This project is a graphical user interface (GUI) application built using Python's Tkinter library that predicts diseases based on user input of symptoms. The prediction is carried out using three different machine learning algorithms: Decision Tree, Random Forest, and Naive Bayes.
- Multiple Symptom Input: Users can input up to five symptoms.
- Machine Learning Models: The application uses three machine learning models to predict diseases: Decision Tree, Random Forest, and Naive Bayes.
- Real-Time Predictions: The predictions are made in real-time based on the selected symptoms.
- User-Friendly GUI: The interface is built using Tkinter, making it easy for users to interact with the application.
To run this project locally, follow these steps:
-
Clone the Repository
git clone https://github.com/iamprabhanjan/disease-prediction-using-ml.git cd disease-predictor-ml
-
Install Dependencies Ensure you have Python installed, then run:
pip install -r requirements.txt
-
Run the Application
python disease_predictor.py
- Upon running the application, a GUI window will appear.
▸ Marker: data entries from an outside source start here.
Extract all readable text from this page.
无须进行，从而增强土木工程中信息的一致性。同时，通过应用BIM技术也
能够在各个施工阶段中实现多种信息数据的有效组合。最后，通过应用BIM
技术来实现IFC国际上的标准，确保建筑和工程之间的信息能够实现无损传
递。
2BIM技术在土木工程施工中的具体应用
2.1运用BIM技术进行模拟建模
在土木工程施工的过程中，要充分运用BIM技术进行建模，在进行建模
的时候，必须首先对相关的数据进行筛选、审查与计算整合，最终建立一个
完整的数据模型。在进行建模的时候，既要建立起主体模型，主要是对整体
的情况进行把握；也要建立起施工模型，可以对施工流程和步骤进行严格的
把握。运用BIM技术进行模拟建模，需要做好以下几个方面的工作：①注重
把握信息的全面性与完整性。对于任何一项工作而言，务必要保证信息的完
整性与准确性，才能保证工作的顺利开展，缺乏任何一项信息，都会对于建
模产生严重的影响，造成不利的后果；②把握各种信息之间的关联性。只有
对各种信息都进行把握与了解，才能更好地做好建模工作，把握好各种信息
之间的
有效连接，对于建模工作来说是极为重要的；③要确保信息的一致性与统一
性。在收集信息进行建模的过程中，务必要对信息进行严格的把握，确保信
- Enter the patient's name in the "Name of the Patient" field.
- Select up to five symptoms from the dropdown lists.
- Click on one of the three buttons to use the respective machine learning model (Decision Tree, Random Forest, or Naive Bayes) to predict the disease.
- The predicted disease will be displayed in the text box corresponding to the selected model.
- A decision tree is a flowchart-like structure where each internal node represents a test on an attribute, each branch represents an outcome of the test, and each leaf node represents a class label.
- The model is trained on the
Training.csv
dataset, and predictions are made based on the selected symptoms.
- Random Forest is an ensemble learning method that operates by constructing multiple decision trees during training and outputting the mode of the classes as the prediction.
- It reduces overfitting by averaging the predictions of multiple decision trees.
- Naive Bayes is a probabilistic classifier based on Bayes' theorem. It assumes independence between predictors.
- It is particularly effective for small datasets or when the assumption of independence is valid.
The project uses two datasets:
- Training.csv: This dataset is used to train the machine learning models. It contains symptoms as features and the corresponding disease as the target variable.
- Testing.csv: This dataset is used to validate the performance of the models. It follows the same structure as
Training.csv
.
The GUI is built using Python's Tkinter library. It contains the following elements:
- Labels and Text Fields: To enter the patient's name and select symptoms.
- Option Menus: Dropdown lists to choose symptoms from a predefined list.
- Buttons: To trigger the prediction using one of the three models.
- Text Boxes: To display the predicted disease based on the selected model.